A few weeks back we published an introduction to the 6 Pillars of Digital Business – an over arching strategy for online success. As a follow up to that post we are providing our readers with a guide to tracking social media as part of your online marketing mix. The info-graphic below was designed by Araceli Perez a Consultant in our Barcelona office and translated by Ollie Cochrane.
If you have any suggestions or ideas to add to this guide then feel free to comment below!



Philip Sheldrake Ð 17 August 2011 12:42 #
Hi Rob,
I commend your info-graphic in trying to clarify how social analytics might help organisations understand how well they’re doing online, but perhaps it’s a little too simplistic. For example, it might just be interpretted as a linear representation of the popular Plan Do Check Act sequence.
If I was to zoom in on one aspect in particular it would be the row with the three TVs asserting:
> define specific KPIs for social networks
> KPI objectives should be measurable
> Metrics should be in line with business goals.
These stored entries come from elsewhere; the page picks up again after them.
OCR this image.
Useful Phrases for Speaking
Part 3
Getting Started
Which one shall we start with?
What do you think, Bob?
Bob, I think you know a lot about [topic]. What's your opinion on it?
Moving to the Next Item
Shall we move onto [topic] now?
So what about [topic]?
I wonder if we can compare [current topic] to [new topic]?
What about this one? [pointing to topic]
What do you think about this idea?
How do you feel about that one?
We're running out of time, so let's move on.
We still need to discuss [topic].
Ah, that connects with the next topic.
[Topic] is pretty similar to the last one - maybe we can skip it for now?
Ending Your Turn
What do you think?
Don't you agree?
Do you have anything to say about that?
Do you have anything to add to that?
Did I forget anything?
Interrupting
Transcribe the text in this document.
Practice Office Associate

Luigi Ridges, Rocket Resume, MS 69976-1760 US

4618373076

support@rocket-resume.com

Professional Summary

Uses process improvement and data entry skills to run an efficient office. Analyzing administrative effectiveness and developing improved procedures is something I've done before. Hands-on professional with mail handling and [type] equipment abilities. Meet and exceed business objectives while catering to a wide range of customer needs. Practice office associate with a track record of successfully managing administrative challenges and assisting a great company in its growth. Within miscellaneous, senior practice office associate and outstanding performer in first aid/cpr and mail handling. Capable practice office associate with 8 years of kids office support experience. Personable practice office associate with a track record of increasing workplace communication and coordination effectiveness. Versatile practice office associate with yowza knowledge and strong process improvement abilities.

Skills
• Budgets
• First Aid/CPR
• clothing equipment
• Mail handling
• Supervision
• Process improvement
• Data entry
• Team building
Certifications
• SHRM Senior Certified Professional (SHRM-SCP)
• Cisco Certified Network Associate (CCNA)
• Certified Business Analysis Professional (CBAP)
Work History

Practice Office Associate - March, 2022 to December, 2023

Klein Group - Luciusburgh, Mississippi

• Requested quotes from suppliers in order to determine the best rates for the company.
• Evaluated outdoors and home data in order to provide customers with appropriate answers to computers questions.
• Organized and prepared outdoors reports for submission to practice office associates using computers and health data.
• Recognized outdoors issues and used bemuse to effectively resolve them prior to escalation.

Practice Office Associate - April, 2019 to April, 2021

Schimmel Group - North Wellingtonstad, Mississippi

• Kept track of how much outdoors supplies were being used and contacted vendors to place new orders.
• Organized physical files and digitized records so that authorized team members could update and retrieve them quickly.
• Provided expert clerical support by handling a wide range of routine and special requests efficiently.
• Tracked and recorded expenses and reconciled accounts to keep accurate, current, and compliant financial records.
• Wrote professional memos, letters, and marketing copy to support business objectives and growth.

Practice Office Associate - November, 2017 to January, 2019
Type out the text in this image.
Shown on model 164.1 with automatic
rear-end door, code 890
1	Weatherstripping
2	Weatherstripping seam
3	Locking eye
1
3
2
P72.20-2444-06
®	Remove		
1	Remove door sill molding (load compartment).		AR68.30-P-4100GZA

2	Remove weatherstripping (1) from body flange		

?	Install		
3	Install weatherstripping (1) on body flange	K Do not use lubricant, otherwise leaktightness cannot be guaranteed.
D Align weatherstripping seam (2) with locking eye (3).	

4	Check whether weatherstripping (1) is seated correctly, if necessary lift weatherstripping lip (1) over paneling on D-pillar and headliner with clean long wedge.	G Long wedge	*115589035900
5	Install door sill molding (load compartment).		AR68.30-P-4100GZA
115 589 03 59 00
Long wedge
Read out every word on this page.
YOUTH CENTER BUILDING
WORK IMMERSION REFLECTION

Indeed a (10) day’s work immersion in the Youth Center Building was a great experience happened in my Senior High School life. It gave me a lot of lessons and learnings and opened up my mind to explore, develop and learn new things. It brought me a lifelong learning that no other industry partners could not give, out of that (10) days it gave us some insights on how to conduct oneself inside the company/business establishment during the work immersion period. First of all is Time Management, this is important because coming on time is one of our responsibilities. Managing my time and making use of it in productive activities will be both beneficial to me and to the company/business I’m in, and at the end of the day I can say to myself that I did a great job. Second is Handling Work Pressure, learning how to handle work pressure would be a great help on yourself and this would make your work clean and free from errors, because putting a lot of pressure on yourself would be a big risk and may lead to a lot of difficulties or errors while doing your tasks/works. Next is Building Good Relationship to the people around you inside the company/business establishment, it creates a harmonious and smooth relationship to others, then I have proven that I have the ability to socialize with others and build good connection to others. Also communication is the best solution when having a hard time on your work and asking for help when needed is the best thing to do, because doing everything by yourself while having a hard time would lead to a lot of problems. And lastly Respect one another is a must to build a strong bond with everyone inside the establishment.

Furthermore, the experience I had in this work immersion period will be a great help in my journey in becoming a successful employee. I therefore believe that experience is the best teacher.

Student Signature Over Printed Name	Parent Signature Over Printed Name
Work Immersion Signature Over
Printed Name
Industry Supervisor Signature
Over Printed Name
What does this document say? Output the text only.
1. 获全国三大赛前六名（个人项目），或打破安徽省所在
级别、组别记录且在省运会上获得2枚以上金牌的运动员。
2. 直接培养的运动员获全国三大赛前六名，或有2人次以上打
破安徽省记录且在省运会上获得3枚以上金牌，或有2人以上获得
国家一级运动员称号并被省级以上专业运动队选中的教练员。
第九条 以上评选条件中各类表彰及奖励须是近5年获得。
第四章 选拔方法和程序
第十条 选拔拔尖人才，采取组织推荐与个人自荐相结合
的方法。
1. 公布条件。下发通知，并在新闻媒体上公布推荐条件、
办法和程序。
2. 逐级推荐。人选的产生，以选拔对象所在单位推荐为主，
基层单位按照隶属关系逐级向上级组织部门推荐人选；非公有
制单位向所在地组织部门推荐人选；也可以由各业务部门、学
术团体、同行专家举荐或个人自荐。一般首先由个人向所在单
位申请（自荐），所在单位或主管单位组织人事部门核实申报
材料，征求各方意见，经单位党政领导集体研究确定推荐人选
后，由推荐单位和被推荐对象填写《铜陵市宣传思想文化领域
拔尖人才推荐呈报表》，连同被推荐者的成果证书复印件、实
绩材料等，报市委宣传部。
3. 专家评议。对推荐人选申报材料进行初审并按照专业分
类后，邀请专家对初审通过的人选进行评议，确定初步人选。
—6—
These three steps raise a number of questions that, from my experience at least, present the trip points over which CMOs and Heads of PR stumble as they go through their “trough of disillusionment” with social media. For example:
1. Why should I define a KPI for a social network before ascertaining whether participation in that social network is good for business?
2. Rather than the metrics being “in line with business goals”, shouldn’t the goals some how inform or even dictate metric selection?
3. How does any KPI at the coal face (eg, number of retweets, friends, likes, +1s) relate to the achievement of my business objectives and the pursuit of the organisation’s vision?
As my fried Katie Delahaye Paine likes to say, ask “So what?” three times when faced with stats such as doubling retweets, tripling friends, quadrupling whatevermejigs. The respondent can usually find an answer to the first “So what?” but very rarely survives three in a row.
And as I like to say, I’ve yet to see a Chairman’s foreword in a company annual report that cites how pleased he/she is with the number of ‘likes’ the company has achieved.
Investment in communications (social media or otherwise) is an investment in an intangible asset. And intangibles only have meaning and value as part of a wider coordinated mix of investments.
I advocate an approach therefore that I call the Influence Scorecard that leans on the popular Balanced Scorecard approach for mapping strategy and optimising investment in an organisation’s human, information and organisational capital.
If anything, measuring the results of your social media strategy requires long-term, diligent and disciplined attention. It’s not simple.